To the authors best knowledge, this was the first study in Portugal to target a comprehensive coprological analysis of GI and pulmonary parasites in stranded cetaceans. The application of a multi-technique protocol enabled the identification of 10 helminth taxa and 1 isopod taxon, with nematodes—particularly Anisakidae and Pseudaliidae—showing the highest prevalence and parasitic burden. Although trematodes exhibited greater taxonomic diversity, their estimated burden was limited by methodological constraints and biological factors. The absence of Cryptosporidium spp. and Giardia spp. across all samples, confirmed by both MZN and immunofluorescence techniques, suggests a low prevalence or absence of these protozoa in the studied population. The frequent observation of unidentified ovoid structures reflects the interpretative challenges of coprological diagnostics in cetaceans and warrants further investigation to clarify their nature and epidemiological relevance. Importantly, the reliance on stranded individuals introduces a sampling bias that may overrepresent parasitic burden compared to healthy populations.
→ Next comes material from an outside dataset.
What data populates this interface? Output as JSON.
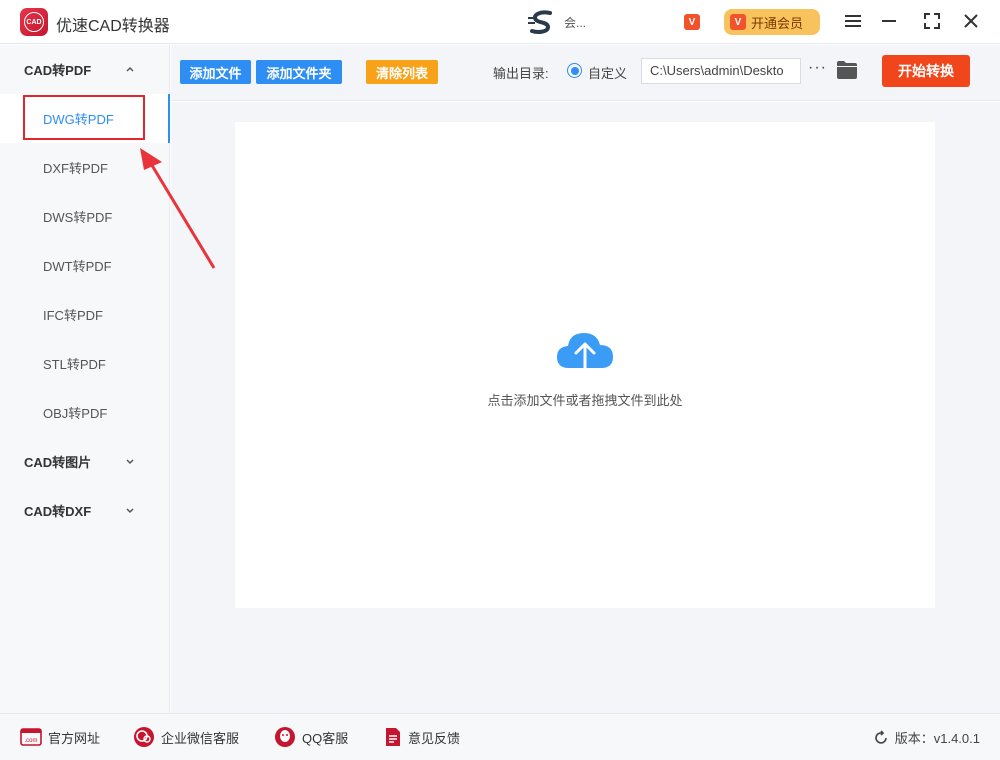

Future research should integrate molecular diagnostics and histopathological approaches to enhance taxonomic resolution and clarify the ecological and pathological roles of helminths in cetacean health and stranding events. As sentinels of the sea, the parasitic profiles of stranded cetaceans serve as biological indicators of the health of the Iberian Atlantic ecosystem. The baseline data generated within this study support monitoring shifts in marine food webs and anthropogenic pressures, providing a vital tool for conservation efforts within the North Atlantic Marine Mammal framework.